イエスが処刑されたあと、無数のキリスト教徒の殺害に手を貸した。現在だったらジュネーブ条約の規定で大量虐殺の罪に問われるレベル。その後ダマスカスに向かう途中、幻視のなかで(てんかんと考えられる)交わした会話が、パウロを残忍で無慈悲なテント職人から、西洋史上最も重要な人物のひとりにした。パウロは新約聖書の半分を書いた(新約聖書を構成する27の書簡のうち14の書簡がパウロのものとされる)。
パウロは間違いなくサイコパスだった。地中海で三度も難破を経験し、一度は24時間も漂流している。自分の身の安全にまったく無頓着な男だ。自分の過ちに気づかない(気にかけない)常習犯。
布教活動中に何度もとらえられ投獄された期間は6年。鞭打ち刑を5度受け、3度は棒で殴られた。一度は石を投げられ死んだものと思われ、風習どおり都市の外に引きずり出された、その後パウロは起き上がり再び街に入った。普通だったらたった今殺されかけたのに、再び平然とその町に戻っていけるだろうか。
全英オープン優勝の秘密
2010年セントアンドリュースの全英オープンで、南アフリカ出身のルイが優勝した。決勝ラウンドのプレッシャーをはねのけた秘訣は意外なほど単純だった。グラブの親指の付け根のすぐしたのところに、小さな赤い点が目立つように打ってあったのだ。
これを思いついたのはスポーツ心理学者カールモリス。
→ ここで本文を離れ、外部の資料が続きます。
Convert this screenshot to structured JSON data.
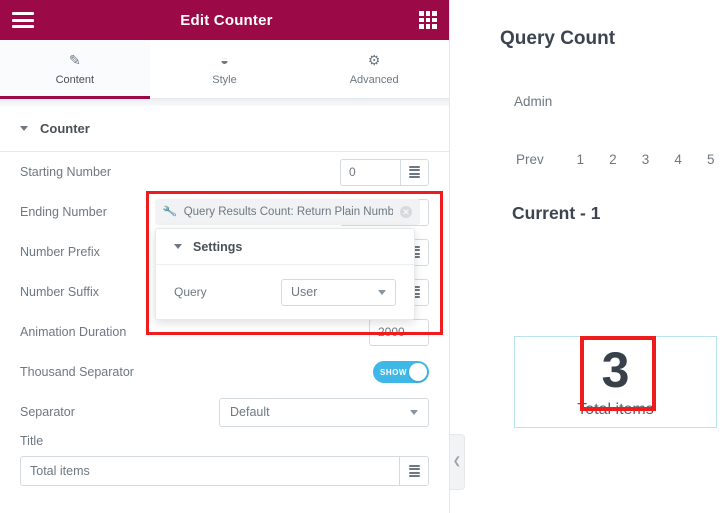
{
  "panel": {
    "header": {
      "title": "Edit Counter",
      "menu_icon": "hamburger-icon",
      "apps_icon": "grid-apps-icon"
    },
    "tabs": [
      {
        "label": "Content",
        "icon": "pencil-icon",
        "active": true
      },
      {
        "label": "Style",
        "icon": "half-circle-icon",
        "active": false
      },
      {
        "label": "Advanced",
        "icon": "gear-icon",
        "active": false
      }
    ],
    "section": {
      "title": "Counter"
    },
    "controls": [
      {
        "label": "Starting Number",
        "value": "0",
        "type": "number"
      },
      {
        "label": "Ending Number",
        "value": "",
        "type": "number"
      },
      {
        "label": "Number Prefix",
        "value": "",
        "type": "number"
      },
      {
        "label": "Number Suffix",
        "value": "",
        "type": "number"
      },
      {
        "label": "Animation Duration",
        "value": "2000",
        "type": "number"
      },
      {
        "label": "Thousand Separator",
        "value": "SHOW",
        "type": "switch"
      },
      {
        "label": "Separator",
        "value": "Default",
        "type": "select"
      }
    ],
    "title_field": {
      "label": "Title",
      "value": "Total items"
    },
    "dynamic_tag": {
      "icon": "wrench-icon",
      "text": "Query Results Count: Return Plain Number",
      "remove_icon": "remove-circle-icon",
      "popover": {
        "section_title": "Settings",
        "query_label": "Query",
        "query_value": "User"
      }
    }
  },
  "preview": {
    "heading": "Query Count",
    "user_row": "Admin",
    "pagination": [
      "Prev",
      "1",
      "2",
      "3",
      "4",
      "5"
    ],
    "current": "Current - 1",
    "widget": {
      "number": "3",
      "title": "Total items"
    },
    "collapse_icon": "chevron-left-icon"
  },
  "colors": {
    "header_bg": "#9b0a46",
    "accent": "#9b0a46",
    "switch_on": "#3fb8e8",
    "annotation": "#ee1c1c",
    "widget_border": "#b9e2ee"
  }
}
モリスはルイに請われた。結果に執着するのではなく、そのときの一打に意識を集中できるようにしたいという。モリスはこれからスイングするというとき、冷静沈着に、かつ着実に、赤い点に注意が向くようにした。ルイの赤い点はスポーツ心理学でいう「プロセス目標」の典型的な例。どんなささいなことでもいいから何かに集中させて、選手にほかのことを考えさせないようにする。
ゴルドベルグ変奏曲のアリア。レクター博士はグールドの55年版が好みだろうと勝手に推測。手元のグールド、55年版と81年版を聞き比べてみました。あれ?どちらとも違う。サントラの演者を調べるとJerry Zimmerman という人だそうです。